This PhD is written in french.
Ordonnancement Multiprocesseurs et Distribué Temps réel
"Scheduling on Parallel and Distributed Real Time Systems"
PhD Thesis Abstract:
In this thesis, we consider several scheduling problems of parallel computations. A parallel application is modeled by a Directed Acyclic Graph (DAG), where vertices represent tasks and edges the precedence constraints between them. Our contributions fit into three contexts.
The first problem considered is the scheduling and clustering of general and large task graphs with arbitrary execution/communication time onto parallel processing systems with distributed memory. In this context, we propose two algorithms: 1-- An efficient clustering algorithm, based on the technique of critical path scheduling. It is guided by a set of rules in order to reduce considerably the number of processors used in the scheduling process. In order to reduce the time complexity of the proposed algorithm, the length computation of the critical path is done incrementally from one step to another. 2-- A scheduling algorithm on a bounded number of processors. The task selection for scheduling is reduced to only one instead of all and processor selection is reduced to only two instead of all. This algorithm is both fast and powerful compared to other algorithms in the literature.

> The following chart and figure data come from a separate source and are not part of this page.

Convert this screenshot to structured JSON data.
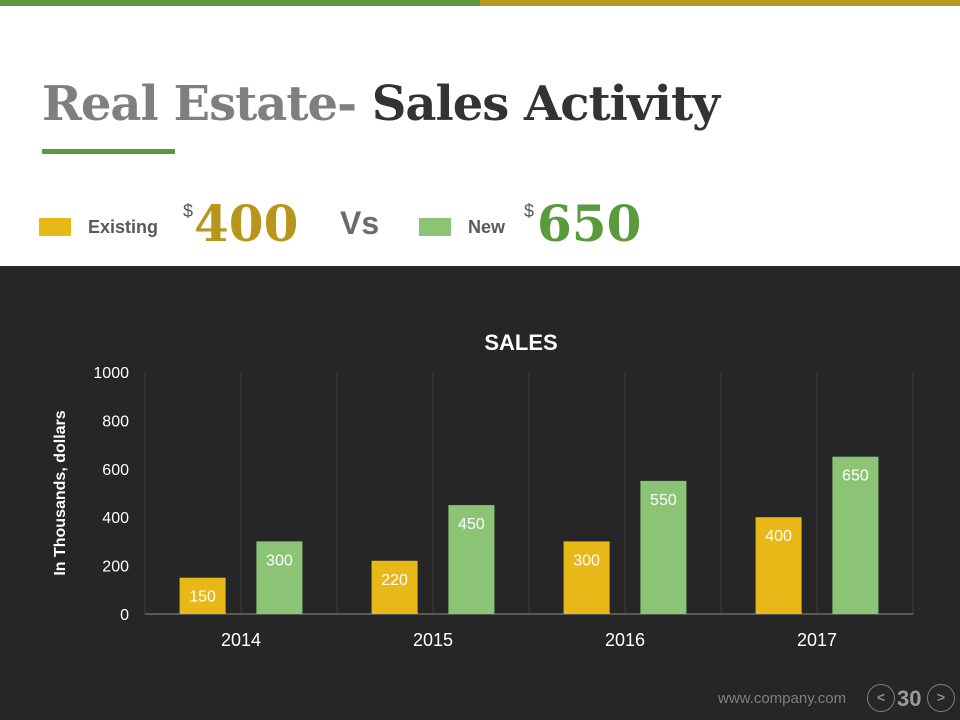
{
  "header": {
    "title_part1": "Real Estate- ",
    "title_part2": "Sales Activity"
  },
  "summary": {
    "existing_label": "Existing",
    "existing_currency": "$",
    "existing_value": "400",
    "vs_label": "Vs",
    "new_label": "New",
    "new_currency": "$",
    "new_value": "650"
  },
  "colors": {
    "green_accent": "#5a9a3c",
    "gold_accent": "#b89a1e",
    "existing_bar": "#e8b818",
    "new_bar": "#8cc475",
    "existing_value_text": "#b8961c",
    "new_value_text": "#5a9a3c",
    "panel_bg": "#262626"
  },
  "chart_data": {
    "type": "bar",
    "title": "SALES",
    "xlabel": "",
    "ylabel": "In Thousands, dollars",
    "categories": [
      "2014",
      "2015",
      "2016",
      "2017"
    ],
    "series": [
      {
        "name": "Existing",
        "values": [
          150,
          220,
          300,
          400
        ]
      },
      {
        "name": "New",
        "values": [
          300,
          450,
          550,
          650
        ]
      }
    ],
    "ylim": [
      0,
      1000
    ],
    "yticks": [
      0,
      200,
      400,
      600,
      800,
      1000
    ],
    "data_labels": true,
    "grid": "vertical"
  },
  "footer": {
    "url": "www.company.com",
    "prev_label": "<",
    "page_number": "30",
    "next_label": ">"
  }
}
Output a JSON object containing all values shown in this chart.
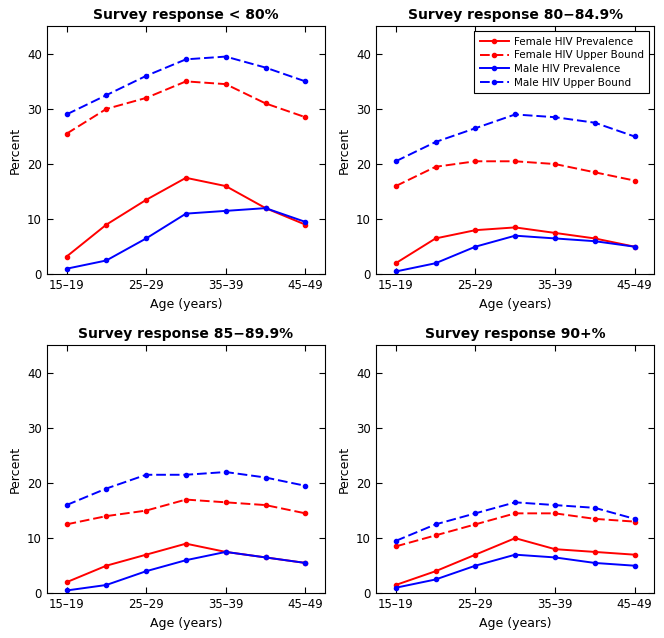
{
  "x_positions": [
    1,
    2,
    3,
    4,
    5,
    6,
    7
  ],
  "x_tick_positions": [
    1,
    3,
    5,
    7
  ],
  "x_tick_labels": [
    "15–19",
    "25–29",
    "35–39",
    "45–49"
  ],
  "panels": [
    {
      "title": "Survey response < 80%",
      "female_prev": [
        3.2,
        9.0,
        13.5,
        17.5,
        16.0,
        12.0,
        9.0
      ],
      "female_upper": [
        25.5,
        30.0,
        32.0,
        35.0,
        34.5,
        31.0,
        28.5
      ],
      "male_prev": [
        1.0,
        2.5,
        6.5,
        11.0,
        11.5,
        12.0,
        9.5
      ],
      "male_upper": [
        29.0,
        32.5,
        36.0,
        39.0,
        39.5,
        37.5,
        35.0
      ]
    },
    {
      "title": "Survey response 80−84.9%",
      "female_prev": [
        2.0,
        6.5,
        8.0,
        8.5,
        7.5,
        6.5,
        5.0
      ],
      "female_upper": [
        16.0,
        19.5,
        20.5,
        20.5,
        20.0,
        18.5,
        17.0
      ],
      "male_prev": [
        0.5,
        2.0,
        5.0,
        7.0,
        6.5,
        6.0,
        5.0
      ],
      "male_upper": [
        20.5,
        24.0,
        26.5,
        29.0,
        28.5,
        27.5,
        25.0
      ]
    },
    {
      "title": "Survey response 85−89.9%",
      "female_prev": [
        2.0,
        5.0,
        7.0,
        9.0,
        7.5,
        6.5,
        5.5
      ],
      "female_upper": [
        12.5,
        14.0,
        15.0,
        17.0,
        16.5,
        16.0,
        14.5
      ],
      "male_prev": [
        0.5,
        1.5,
        4.0,
        6.0,
        7.5,
        6.5,
        5.5
      ],
      "male_upper": [
        16.0,
        19.0,
        21.5,
        21.5,
        22.0,
        21.0,
        19.5
      ]
    },
    {
      "title": "Survey response 90+%",
      "female_prev": [
        1.5,
        4.0,
        7.0,
        10.0,
        8.0,
        7.5,
        7.0
      ],
      "female_upper": [
        8.5,
        10.5,
        12.5,
        14.5,
        14.5,
        13.5,
        13.0
      ],
      "male_prev": [
        1.0,
        2.5,
        5.0,
        7.0,
        6.5,
        5.5,
        5.0
      ],
      "male_upper": [
        9.5,
        12.5,
        14.5,
        16.5,
        16.0,
        15.5,
        13.5
      ]
    }
  ],
  "female_color": "#FF0000",
  "male_color": "#0000FF",
  "ylim": [
    0,
    45
  ],
  "yticks": [
    0,
    10,
    20,
    30,
    40
  ],
  "legend_entries": [
    {
      "label": "Female HIV Prevalence",
      "color": "#FF0000",
      "linestyle": "-"
    },
    {
      "label": "Female HIV Upper Bound",
      "color": "#FF0000",
      "linestyle": "--"
    },
    {
      "label": "Male HIV Prevalence",
      "color": "#0000FF",
      "linestyle": "-"
    },
    {
      "label": "Male HIV Upper Bound",
      "color": "#0000FF",
      "linestyle": "--"
    }
  ],
  "figsize": [
    6.64,
    6.38
  ],
  "dpi": 100
}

The second context of this thesis deals with the problem of reliability and scheduling in heterogeneous computing systems. We propose an algorithm which takes into account not only the time makespan but also the failure probability of the application. The heuristic is validated by a series of experimentations and the results obtained are promising.
Finally, we present a new distributed dynamic scheduling scheme for sporadic real-time jobs (DAGs) on arbitrary wide networks. Jobs arrive on any site at any time and compete for the computational resources of the network. The scheduling algorithm presented in this thesis, is based upon a new concept of Computing Spheres in order to determine a good neighborhood of sites that may cooperate for the execution of a job if it cannot be guaranteed locally. This leads to a noticeable increase of the number of accepted jobs. The salient feature of this new concept is that it allows the algorithm to be performed on arbitrary wide networks since it uses a limited number of sites and communication links.
Keywords: reliability, scheduling, clustering, real-time systems, parallel systems, distributed computing systems, directed acyclic graphs DAGs, bi-criteria scheduling, heterogeneous systems.